Where can I get hard to find datasets?

Often for personal visualisation projects, the hardest part can be getting hold of an interesting or relevant dataset. I’m not talking about the drudgery of cleaning or reshaping data for your chosen visualisation tool, which we know can also be difficult and/or time-consuming, but of actually getting hold of data in the first place.

Currently Tableau are running their first feeder for Iron Viz – a global competition to come up with the best visualisation you can, using any data source you see fit, based around a different theme each time. This round’s theme is Books and Literature. More often than not, I don’t enter (the exception being here) but this time the added pull of feedback and judging from Alberto Cairo and Cole Knaflic is a great incentive to enter. If anyone reading this is working on a great literature-themed visualisation in Tableau but still in two minds whether to enter, I’d strongly recommend you do!

Now, I knew that I wanted to do something on my favourite book: The Hitchhiker’s Guide to the Galaxy. (finally, the question this blog is tackling is the Ultimate Question to Life, the Universe and Everything!). I couldn’t find a dataset relating to the book online. True, I’m not sure what I was expecting to find, but whatever it was, I couldn’t find it! I do, however, own the book (both in old-school paperback format and as an e-book).

That in itself could be considered a dataset – a dataset consisting of a large number of individual words. I’ve had fun with this before when I created this simple, unsophisticated data visualisation looking at words used by Douglas Adams throughout the trilogy of books:

But I wanted to analyse what happened in the book, in some way to visualise events, to tell the story. With close attention being paid to storytelling (yes, I know, storytelling … it’s been covered on many occasions), what better than to actually visualise the story. In the end I had just one option.
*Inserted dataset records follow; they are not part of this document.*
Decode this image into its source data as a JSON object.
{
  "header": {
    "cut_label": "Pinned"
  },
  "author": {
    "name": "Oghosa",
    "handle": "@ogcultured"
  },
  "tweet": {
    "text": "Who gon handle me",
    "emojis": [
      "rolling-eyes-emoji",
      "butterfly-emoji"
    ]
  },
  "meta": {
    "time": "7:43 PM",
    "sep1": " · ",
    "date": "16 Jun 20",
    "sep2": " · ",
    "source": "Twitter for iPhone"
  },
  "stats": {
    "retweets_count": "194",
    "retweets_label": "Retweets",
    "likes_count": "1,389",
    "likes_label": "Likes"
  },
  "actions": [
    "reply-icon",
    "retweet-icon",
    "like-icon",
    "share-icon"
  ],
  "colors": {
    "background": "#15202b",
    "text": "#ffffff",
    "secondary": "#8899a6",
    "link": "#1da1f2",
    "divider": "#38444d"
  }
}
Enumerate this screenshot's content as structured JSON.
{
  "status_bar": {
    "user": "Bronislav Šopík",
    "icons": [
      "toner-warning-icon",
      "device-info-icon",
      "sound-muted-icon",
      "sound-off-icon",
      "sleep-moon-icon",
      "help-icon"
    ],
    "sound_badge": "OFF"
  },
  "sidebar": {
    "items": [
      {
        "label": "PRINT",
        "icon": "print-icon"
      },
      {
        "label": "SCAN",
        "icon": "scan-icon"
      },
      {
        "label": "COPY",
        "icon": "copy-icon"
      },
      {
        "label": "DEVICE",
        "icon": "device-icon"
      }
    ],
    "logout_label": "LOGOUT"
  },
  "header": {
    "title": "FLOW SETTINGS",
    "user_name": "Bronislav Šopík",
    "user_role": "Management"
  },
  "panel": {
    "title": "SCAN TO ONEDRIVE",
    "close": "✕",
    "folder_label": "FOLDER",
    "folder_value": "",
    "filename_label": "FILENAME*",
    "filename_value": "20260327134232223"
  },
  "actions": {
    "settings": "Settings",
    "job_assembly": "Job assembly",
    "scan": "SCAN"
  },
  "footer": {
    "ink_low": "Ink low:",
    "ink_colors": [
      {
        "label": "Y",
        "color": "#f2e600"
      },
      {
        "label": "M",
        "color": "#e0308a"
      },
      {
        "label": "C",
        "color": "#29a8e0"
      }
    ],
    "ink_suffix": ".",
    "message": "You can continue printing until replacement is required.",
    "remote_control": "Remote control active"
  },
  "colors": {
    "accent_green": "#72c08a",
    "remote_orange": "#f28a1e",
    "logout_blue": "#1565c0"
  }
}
  • Read the book, and then
  • Create/curate my own dataset

Now of course this adds a significant time element to the process, but because this is a personal project which I wanted to enjoy creating, I didn’t mind that. It’s not always going to be the ideal solution (got no data? create your own!), but in situations where you want something particularly bespoke, sometimes you have to revisit the event or subject you plan to visualise, review it and then record and create your own data.

My idea was to recreate the timelines of the six main characters in the book and display them in a similar way to Kurt Vonnegut when he displayed the “shapes of stories” as mentioned here Those who know the book will understand why I chose the particular twists and turns and the resulting shape it ended up taking.

So, I read the book, noted every plot point from every chapter and assigned it to the relevant character(s) and its position within the book. Eventually, this lead to one brand new dataset which was perfect for my purposes., and one viz creator who may have had to spend a little more time creating the data but who got to slowly read and categorise his favourite book in doing so. Every dataset has to start somewhere with somebody responsible for the collection of that data. That person might have to be you!

Here’s a still from my visualisation

You can see the full interactive version here

And it’s not the first time recently I’ve done something similar. Challenged by Simon Beaumont of Sports Viz Sunday last month to produce a snooker themed visualisation, I realised that snooker data was quite scarce. Rather than look for data to visualise, I decided what it was I wanted to visualise, and came up with the decision to create the data myself.

In deciding to tell the story of every shot in the final frame from 1985 (most British people of a certain age will remember exactly what I’m referring to) I had one option. I found the match on YouTube, watched it, and recorded the details and outcome of every shot. This allowed me to create this very specific visualisation (animated version shown below)


Now I didn’t “win” the challenge – when Simon put our visualisations out to a vote, he got the majority of the votes. Given the amazing quality of his latest work, that’s barely surprising – check out his profile here. But the fact remains, often the best way to get hold of data, if there’s something very specific you want, is to record, curate, collate and shape it yourself. If it means you get to watch your favourite TV programs or films. or to read your favourite books, then so be it!